I am running inference on multiple GPUs. But before that, I have to encode input video.
Below is my code to do it:
# setup accelerator to use multiple GPUs
from accelerate import Accelerator
accelerator = Accelerator()
accelerator.state.num_processes = 2
accelerator.state.distributed_type = "MULTI_GPU"
device = accelerator.device
# get video stream
probe = ffmpeg.probe(args.video_example)
video_stream = next(
(stream for stream in probe["streams"] if stream["codec_type"] == "video"), None
)
# resize to have smaller dimension = 224, but maintain aspect ratio
width = int(video_stream["width"])
height = int(video_stream["height"])
num, denum = video_stream["avg_frame_rate"].split("/")

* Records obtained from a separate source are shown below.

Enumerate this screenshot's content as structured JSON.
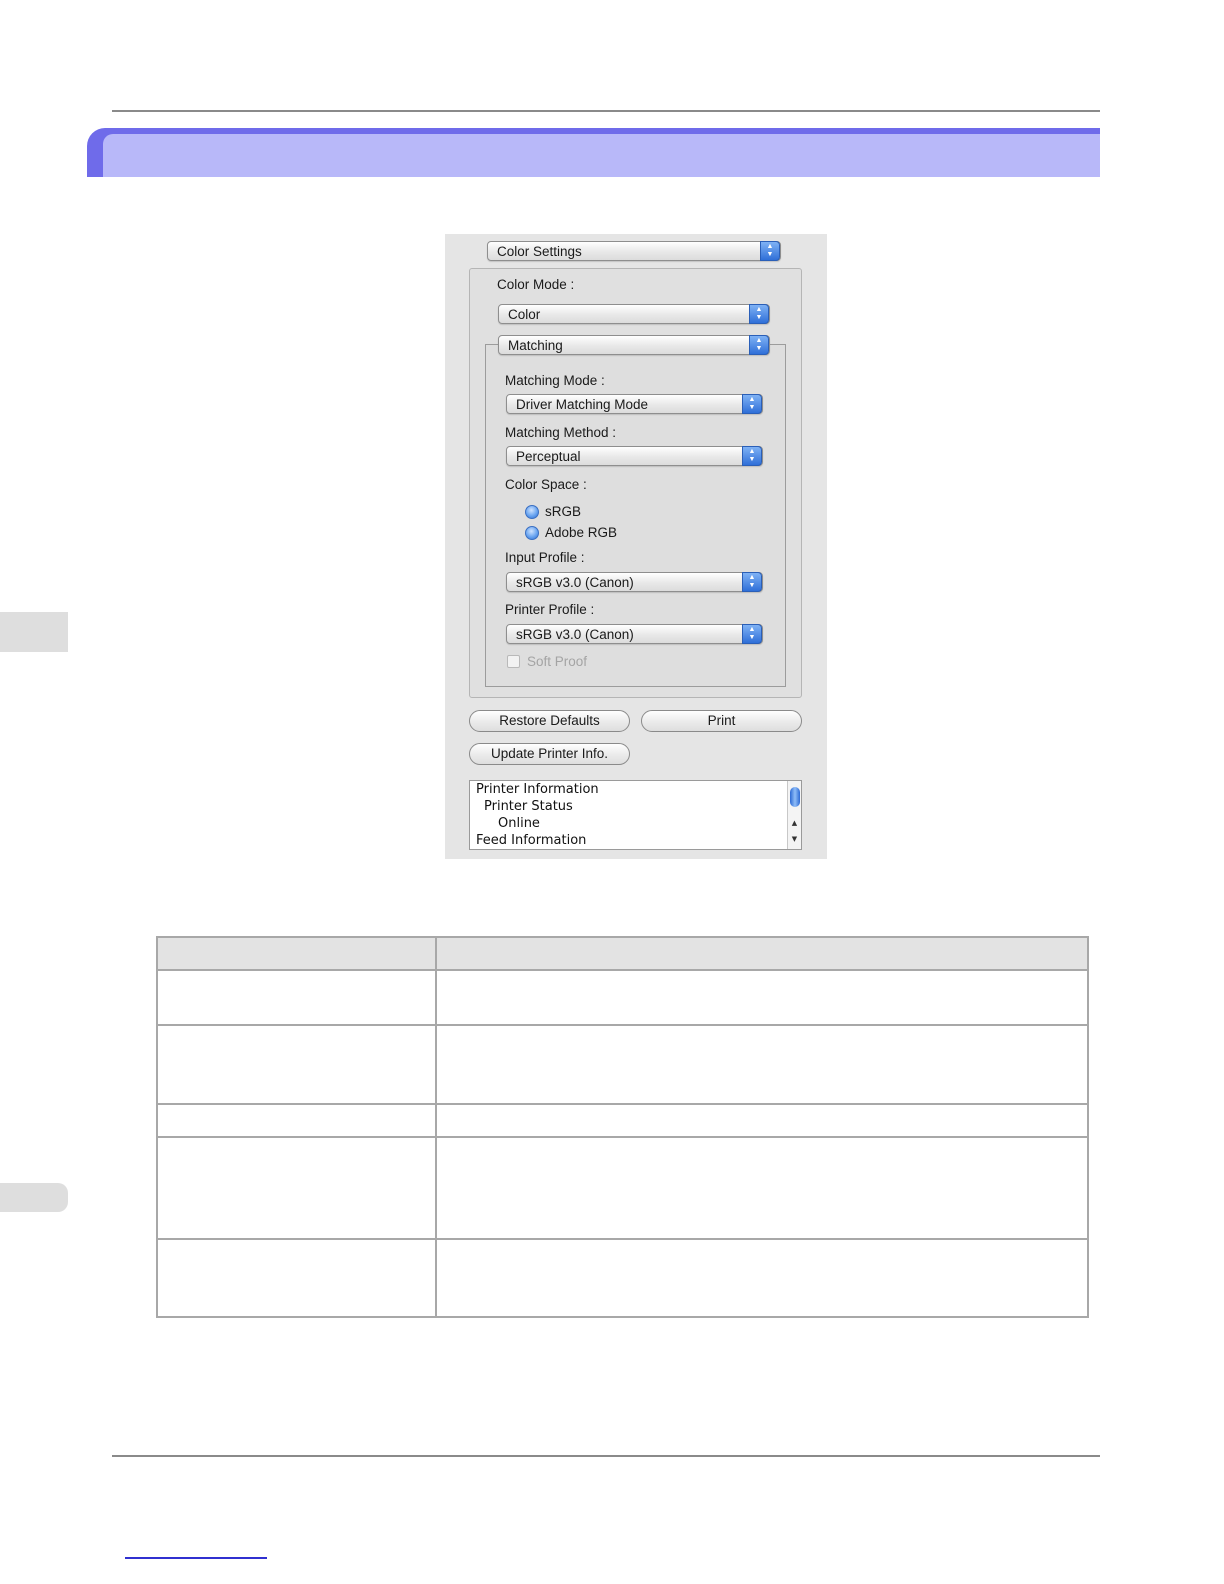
{
  "dialog": {
    "top_popup": "Color Settings",
    "color_mode_label": "Color Mode :",
    "color_mode_value": "Color",
    "matching_popup": "Matching",
    "matching_mode_label": "Matching Mode :",
    "matching_mode_value": "Driver Matching Mode",
    "matching_method_label": "Matching Method :",
    "matching_method_value": "Perceptual",
    "color_space_label": "Color Space :",
    "color_space_options": [
      "sRGB",
      "Adobe RGB"
    ],
    "input_profile_label": "Input Profile :",
    "input_profile_value": "sRGB v3.0 (Canon)",
    "printer_profile_label": "Printer Profile :",
    "printer_profile_value": "sRGB v3.0 (Canon)",
    "soft_proof_label": "Soft Proof",
    "buttons": {
      "restore_defaults": "Restore Defaults",
      "print": "Print",
      "update_printer_info": "Update Printer Info."
    },
    "info_lines": [
      "Printer Information",
      "Printer Status",
      "Online",
      "Feed Information"
    ]
  },
  "colors": {
    "title_bar_accent": "#6f6bea",
    "title_bar_fill": "#b8b8f9",
    "side_tab": "#dedede",
    "footer_link": "#3030d0"
  },
  "table": {
    "rows": 5,
    "columns": 2
  }
}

frame_rate = int(num) / int(denum)
if height >= width:
h, w = int(height * 224 / width), 224
else:
h, w = 224, int(width * 224 / height)
assert frame_rate >= 1
cmd = ffmpeg.input(args.video_example).filter("fps", fps=1).filter("scale", w, h)
x = int((w - 224) / 2.0)
y = int((h - 224) / 2.0)
cmd = cmd.crop(x, y, 224, 224)
out, _ = cmd.output("pipe:", format="rawvideo", pix_fmt="rgb24").run(
capture_stdout=True, quiet=True
)
# preprocess video and shift preprocessed frames to GPU
h, w = 224, 224
video = np.frombuffer(out, np.uint8).reshape([-1, h, w, 3])
video = torch.from_numpy(video.astype("float32"))

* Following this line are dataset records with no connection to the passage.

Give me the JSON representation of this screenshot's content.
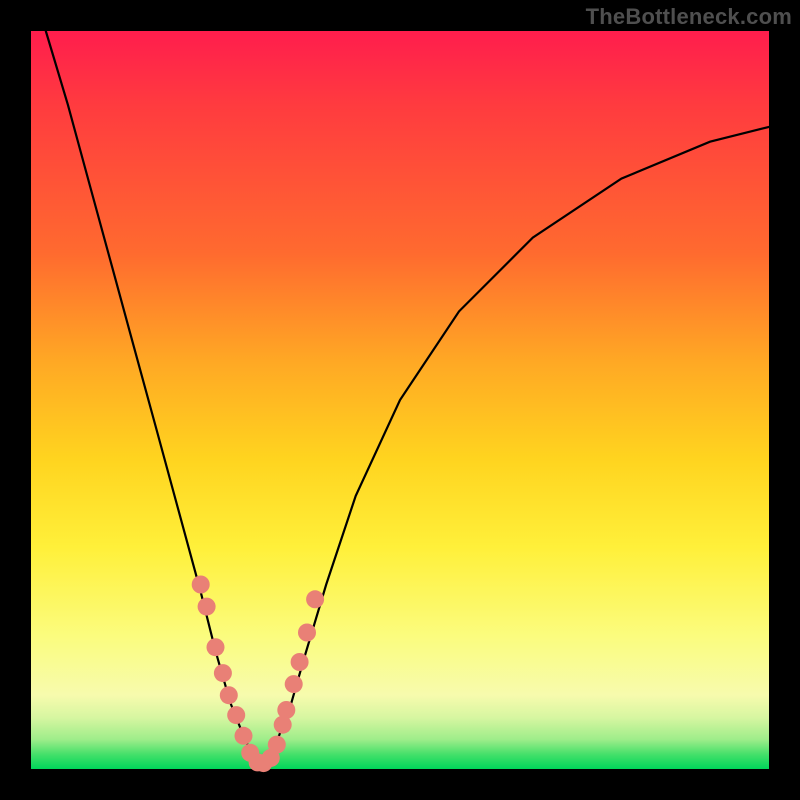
{
  "watermark": "TheBottleneck.com",
  "colors": {
    "frame": "#000000",
    "curve": "#000000",
    "marker_fill": "#e98076",
    "marker_stroke": "#d46a60"
  },
  "chart_data": {
    "type": "line",
    "title": "",
    "xlabel": "",
    "ylabel": "",
    "xlim": [
      0,
      100
    ],
    "ylim": [
      0,
      100
    ],
    "grid": false,
    "legend": false,
    "note": "Axes are unlabeled; x is horizontal position (0=left,100=right), y is vertical position (0=bottom,100=top). Values are estimated from pixel positions.",
    "series": [
      {
        "name": "curve",
        "x": [
          2,
          5,
          8,
          11,
          14,
          17,
          20,
          23,
          25,
          27,
          29,
          30.5,
          32,
          33,
          35,
          37,
          40,
          44,
          50,
          58,
          68,
          80,
          92,
          100
        ],
        "y": [
          100,
          90,
          79,
          68,
          57,
          46,
          35,
          24,
          16,
          9,
          4,
          1,
          1,
          3,
          8,
          15,
          25,
          37,
          50,
          62,
          72,
          80,
          85,
          87
        ]
      }
    ],
    "markers": {
      "name": "highlighted-points",
      "note": "Salmon-colored dots clustered near the curve minimum on both branches",
      "x": [
        23.0,
        23.8,
        25.0,
        26.0,
        26.8,
        27.8,
        28.8,
        29.7,
        30.7,
        31.5,
        32.5,
        33.3,
        34.1,
        34.6,
        35.6,
        36.4,
        37.4,
        38.5
      ],
      "y": [
        25.0,
        22.0,
        16.5,
        13.0,
        10.0,
        7.3,
        4.5,
        2.2,
        0.9,
        0.8,
        1.5,
        3.3,
        6.0,
        8.0,
        11.5,
        14.5,
        18.5,
        23.0
      ]
    }
  }
}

video = video.permute(0, 3, 1, 2)
video = video.squeeze()
video = preprocess(video)
with torch.no_grad():
video = backbone.encode_image(video.to(device))
But I get CUDA out of memory error, while one of the GPU is completely unused.
torch.cuda.OutOfMemoryError: CUDA out of memory. Tried to allocate 3.67 GiB (GPU 0; 14.76 GiB total capacity; 9.96 GiB already allocated; 1.90 GiB free; 11.87 GiB reserved in total by PyTorch) If reserved memory is >> allocated memory try setting max_split_size_mb to avoid fragmentation. See documentation for Memory Management and PYTORCH_CUDA_ALLOC_CONF
The origin of the error from stack trace is
with torch.no_grad():
video = backbone.encode_image(video.to(device))
Am I doing something wrong, or encoding is not possible to distribute across GPUs?